Сам хозяин дома не проявил по поводу гостей ни малейшего беспокойства, и через минуту Колычев со стыдом сообразил, в чем тут дело. Его наставник привычно скользнул в «сферу» и уже знал, кто направляется к ним.
– Володька, ты где? – вопросил кто-то сочным басом с порога, и через пару секунд в гостиную буквально ввалился самый настоящий генерал.
Седовласый, но еще крепкий мужчина с задорным взглядом из-под кустистых бровей был по-кавалерийски немного кривоног, но двигался при этом мягко и грациозно подобно хищному зверю, втянувшему до поры грозные когти в мягкие подушечки лап. Портрет дополнял обильно украшенный золотым шитьем мундир с эполетами и орденами, шаровары с желтыми лампасами, блестевшая лаком портупея с шашкой, эфес которой украшал муаровый темляк с кистью. Папахи, правда, не было, но ее с успехом заменяла фуражка с кокардой. Но, пожалуй, больше всего запомнились Марту роскошные и очень ухоженные, пусть и совершенно белые, «буденновские» усы.

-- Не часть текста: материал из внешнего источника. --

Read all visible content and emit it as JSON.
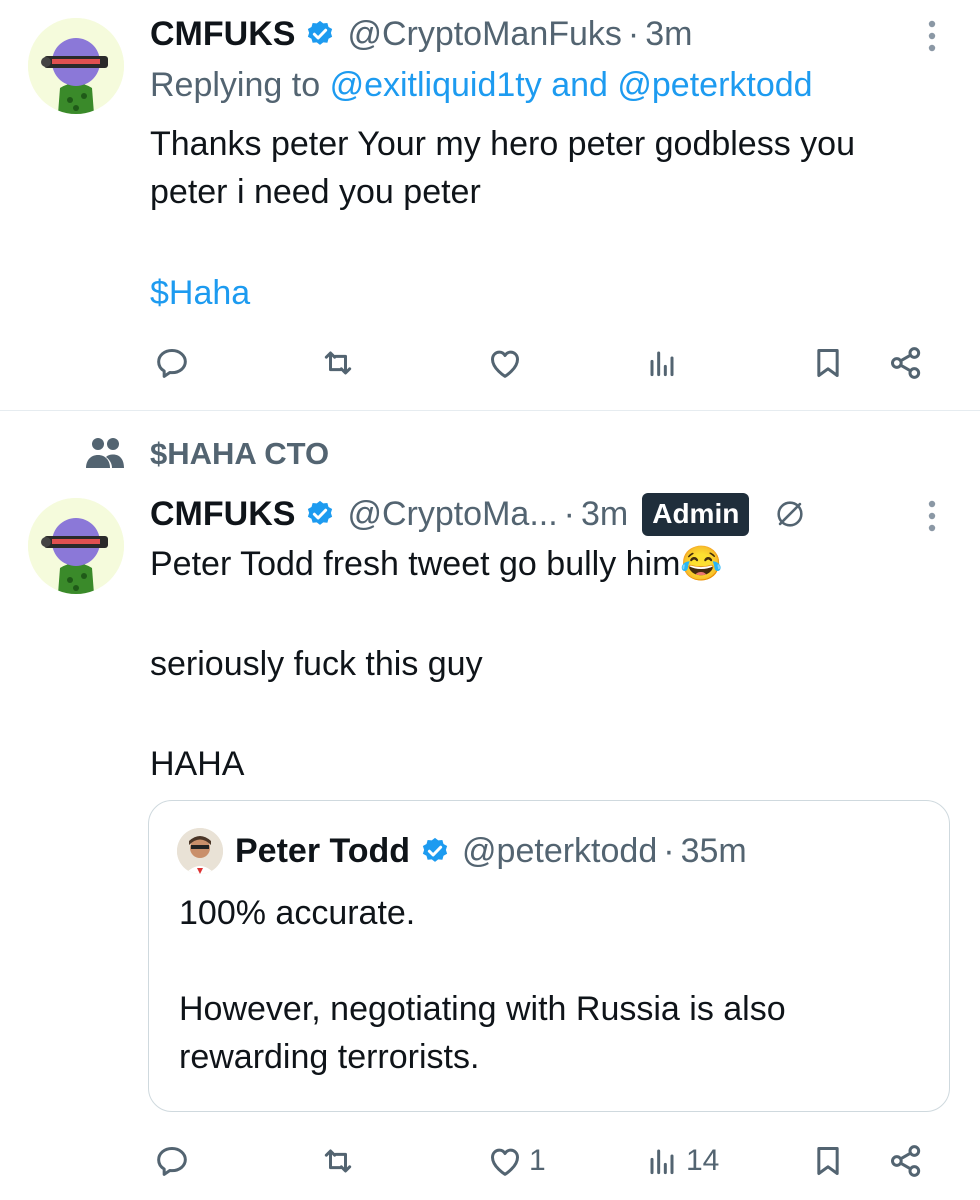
{
  "colors": {
    "accent": "#1d9bf0",
    "muted": "#536471",
    "text": "#0f1419",
    "admin_bg": "#1f2e3b"
  },
  "tweet1": {
    "name": "CMFUKS",
    "handle": "@CryptoManFuks",
    "time": "3m",
    "replying_prefix": "Replying to",
    "reply_user1": "@exitliquid1ty",
    "reply_and": "and",
    "reply_user2": "@peterktodd",
    "line1": "Thanks peter Your my hero peter godbless you",
    "line2": "peter i need you peter",
    "cashtag": "$Haha",
    "icons": [
      "reply-icon",
      "retweet-icon",
      "like-icon",
      "views-icon",
      "bookmark-icon",
      "share-icon"
    ]
  },
  "community": {
    "name": "$HAHA CTO",
    "icon": "community-icon"
  },
  "tweet2": {
    "name": "CMFUKS",
    "handle": "@CryptoMa...",
    "time": "3m",
    "role_badge": "Admin",
    "line1": "Peter Todd fresh tweet go bully him😂",
    "line2": "seriously fuck this guy",
    "line3": "HAHA",
    "quote": {
      "name": "Peter Todd",
      "handle": "@peterktodd",
      "time": "35m",
      "line1": "100% accurate.",
      "line2": "However, negotiating with Russia is also",
      "line3": "rewarding terrorists."
    },
    "actions": {
      "reply_count": "",
      "retweet_count": "",
      "like_count": "1",
      "views_count": "14"
    }
  }
}
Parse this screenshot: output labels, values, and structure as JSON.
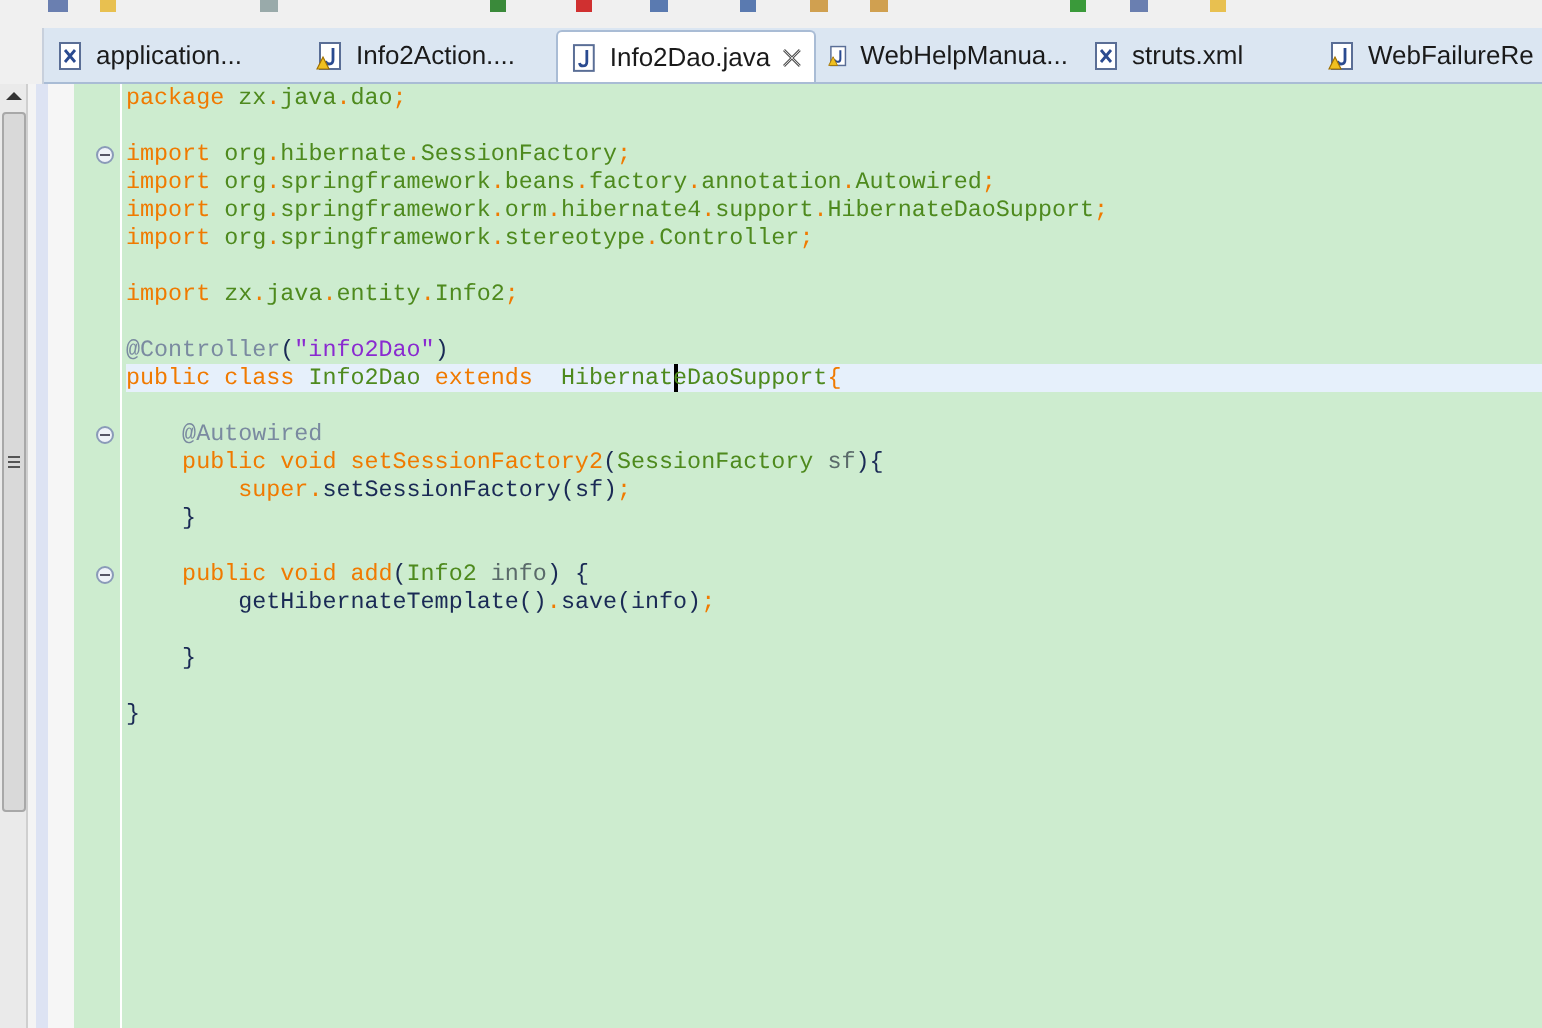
{
  "tabs": [
    {
      "label": "application...",
      "kind": "xml",
      "warning": false,
      "selected": false
    },
    {
      "label": "Info2Action....",
      "kind": "java",
      "warning": true,
      "selected": false
    },
    {
      "label": "Info2Dao.java",
      "kind": "java",
      "warning": false,
      "selected": true
    },
    {
      "label": "WebHelpManua...",
      "kind": "java",
      "warning": true,
      "selected": false
    },
    {
      "label": "struts.xml",
      "kind": "xml",
      "warning": false,
      "selected": false
    },
    {
      "label": "WebFailureRe",
      "kind": "java",
      "warning": true,
      "selected": false
    }
  ],
  "editor": {
    "lines": [
      {
        "fold": false,
        "current": false,
        "tokens": [
          {
            "kind": "keyword",
            "text": "package "
          },
          {
            "kind": "name",
            "text": "zx"
          },
          {
            "kind": "punct",
            "text": "."
          },
          {
            "kind": "name",
            "text": "java"
          },
          {
            "kind": "punct",
            "text": "."
          },
          {
            "kind": "name",
            "text": "dao"
          },
          {
            "kind": "punct",
            "text": ";"
          }
        ]
      },
      {
        "fold": false,
        "current": false
      },
      {
        "fold": true,
        "current": false,
        "tokens": [
          {
            "kind": "keyword",
            "text": "import "
          },
          {
            "kind": "name",
            "text": "org"
          },
          {
            "kind": "punct",
            "text": "."
          },
          {
            "kind": "name",
            "text": "hibernate"
          },
          {
            "kind": "punct",
            "text": "."
          },
          {
            "kind": "name",
            "text": "SessionFactory"
          },
          {
            "kind": "punct",
            "text": ";"
          }
        ]
      },
      {
        "fold": false,
        "current": false,
        "tokens": [
          {
            "kind": "keyword",
            "text": "import "
          },
          {
            "kind": "name",
            "text": "org"
          },
          {
            "kind": "punct",
            "text": "."
          },
          {
            "kind": "name",
            "text": "springframework"
          },
          {
            "kind": "punct",
            "text": "."
          },
          {
            "kind": "name",
            "text": "beans"
          },
          {
            "kind": "punct",
            "text": "."
          },
          {
            "kind": "name",
            "text": "factory"
          },
          {
            "kind": "punct",
            "text": "."
          },
          {
            "kind": "name",
            "text": "annotation"
          },
          {
            "kind": "punct",
            "text": "."
          },
          {
            "kind": "name",
            "text": "Autowired"
          },
          {
            "kind": "punct",
            "text": ";"
          }
        ]
      },
      {
        "fold": false,
        "current": false,
        "tokens": [
          {
            "kind": "keyword",
            "text": "import "
          },
          {
            "kind": "name",
            "text": "org"
          },
          {
            "kind": "punct",
            "text": "."
          },
          {
            "kind": "name",
            "text": "springframework"
          },
          {
            "kind": "punct",
            "text": "."
          },
          {
            "kind": "name",
            "text": "orm"
          },
          {
            "kind": "punct",
            "text": "."
          },
          {
            "kind": "name",
            "text": "hibernate4"
          },
          {
            "kind": "punct",
            "text": "."
          },
          {
            "kind": "name",
            "text": "support"
          },
          {
            "kind": "punct",
            "text": "."
          },
          {
            "kind": "name",
            "text": "HibernateDaoSupport"
          },
          {
            "kind": "punct",
            "text": ";"
          }
        ]
      },
      {
        "fold": false,
        "current": false,
        "tokens": [
          {
            "kind": "keyword",
            "text": "import "
          },
          {
            "kind": "name",
            "text": "org"
          },
          {
            "kind": "punct",
            "text": "."
          },
          {
            "kind": "name",
            "text": "springframework"
          },
          {
            "kind": "punct",
            "text": "."
          },
          {
            "kind": "name",
            "text": "stereotype"
          },
          {
            "kind": "punct",
            "text": "."
          },
          {
            "kind": "name",
            "text": "Controller"
          },
          {
            "kind": "punct",
            "text": ";"
          }
        ]
      },
      {
        "fold": false,
        "current": false
      },
      {
        "fold": false,
        "current": false,
        "tokens": [
          {
            "kind": "keyword",
            "text": "import "
          },
          {
            "kind": "name",
            "text": "zx"
          },
          {
            "kind": "punct",
            "text": "."
          },
          {
            "kind": "name",
            "text": "java"
          },
          {
            "kind": "punct",
            "text": "."
          },
          {
            "kind": "name",
            "text": "entity"
          },
          {
            "kind": "punct",
            "text": "."
          },
          {
            "kind": "name",
            "text": "Info2"
          },
          {
            "kind": "punct",
            "text": ";"
          }
        ]
      },
      {
        "fold": false,
        "current": false
      },
      {
        "fold": false,
        "current": false,
        "tokens": [
          {
            "kind": "annotation",
            "text": "@Controller"
          },
          {
            "kind": "call",
            "text": "("
          },
          {
            "kind": "string",
            "text": "\"info2Dao\""
          },
          {
            "kind": "call",
            "text": ")"
          }
        ]
      },
      {
        "fold": false,
        "current": true,
        "tokens": [
          {
            "kind": "keyword",
            "text": "public class "
          },
          {
            "kind": "name",
            "text": "Info2Dao "
          },
          {
            "kind": "keyword",
            "text": "extends  "
          },
          {
            "kind": "name",
            "text": "Hibernat",
            "caret": true
          },
          {
            "kind": "name",
            "text": "eDaoSupport"
          },
          {
            "kind": "punct",
            "text": "{"
          }
        ]
      },
      {
        "fold": false,
        "current": false
      },
      {
        "fold": true,
        "current": false,
        "tokens": [
          {
            "kind": "annotation",
            "text": "    @Autowired"
          }
        ]
      },
      {
        "fold": false,
        "current": false,
        "tokens": [
          {
            "kind": "keyword",
            "text": "    public void "
          },
          {
            "kind": "method",
            "text": "setSessionFactory2"
          },
          {
            "kind": "call",
            "text": "("
          },
          {
            "kind": "name",
            "text": "SessionFactory "
          },
          {
            "kind": "param",
            "text": "sf"
          },
          {
            "kind": "call",
            "text": "){"
          }
        ]
      },
      {
        "fold": false,
        "current": false,
        "tokens": [
          {
            "kind": "keyword",
            "text": "        super"
          },
          {
            "kind": "punct",
            "text": "."
          },
          {
            "kind": "call",
            "text": "setSessionFactory(sf)"
          },
          {
            "kind": "punct",
            "text": ";"
          }
        ]
      },
      {
        "fold": false,
        "current": false,
        "tokens": [
          {
            "kind": "call",
            "text": "    }"
          }
        ]
      },
      {
        "fold": false,
        "current": false
      },
      {
        "fold": true,
        "current": false,
        "tokens": [
          {
            "kind": "keyword",
            "text": "    public void "
          },
          {
            "kind": "method",
            "text": "add"
          },
          {
            "kind": "call",
            "text": "("
          },
          {
            "kind": "name",
            "text": "Info2 "
          },
          {
            "kind": "param",
            "text": "info"
          },
          {
            "kind": "call",
            "text": ") {"
          }
        ]
      },
      {
        "fold": false,
        "current": false,
        "tokens": [
          {
            "kind": "call",
            "text": "        getHibernateTemplate()"
          },
          {
            "kind": "punct",
            "text": "."
          },
          {
            "kind": "call",
            "text": "save(info)"
          },
          {
            "kind": "punct",
            "text": ";"
          }
        ]
      },
      {
        "fold": false,
        "current": false
      },
      {
        "fold": false,
        "current": false,
        "tokens": [
          {
            "kind": "call",
            "text": "    }"
          }
        ]
      },
      {
        "fold": false,
        "current": false
      },
      {
        "fold": false,
        "current": false,
        "tokens": [
          {
            "kind": "call",
            "text": "}"
          }
        ]
      }
    ]
  }
}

– Здравствуй, Василий Васильевич, – радушно поприветствовал старшего брата капитан. – Благополучно ли добрался?
– А что мне сделается, – хохотнул тот, и они крепко обнялись.
Несмотря на значительную разницу в возрасте и роде занятий, братья Зимины были близки так, как это только может быть между людьми, имеющими одинаковые ценности и взгляды на мир.
– А это, значит, и есть сын Андрея? – остановил взгляд на Марте генерал.
– Так точно, ваше превосходительство! – браво отрапортовал вытянувшийся курсант, после чего зачем-то добавил: – Весьма рад знакомству.
– Видал? – с усмешкой посмотрел на младшего брата атаман. – Хоть картинку для устава с него малюй!
– Субординация – первое дело! – с непроницаемым видом ответил ему Зимин-младший.
– Да ну вас! – махнул рукой на это старый казак и снова повернулся к молодому человеку. – Иди, обнимемся, чай, не чужие!
– Сам виноват, – улыбнулся Владимир. – Вырядился в парадный мундир. Я сам при виде тебя едва по стойке смирно не стал.
– Тебе и положено, – незлобиво пробурчал старший брат, обнимая тем временем Марта. – А хлопчик еще молодой, успеет накозыряться всяким разным.
– А ты, стал быть, побратим Мартемьяна, – дошел черед до Кима.
– Да, то есть так точно, – растерялся не знавший, как себя вести, Витька.
– Еще один служака, – хмыкнул старый казак и протянул молодому человеку руку. – Будем знакомы.
– Виктор.
– Василь Василич меня зовут. Меж своими можно и дядя Вася.
– А ты, в самом деле, почему при параде? – поинтересовался Зимин-младший, выставляя на стол прибор для брата.
– Так это ты у нас птица вольная. А я с самого утра как савраска бегаю, то к наместнику, то в штаб, то еще к какому черту, и перед всеми надо гоголем пройтись, иначе за генерала никто не признает. Подумают, что швейцар, благо их у вас тут до хрена, и все в золотом шитье, как придворные!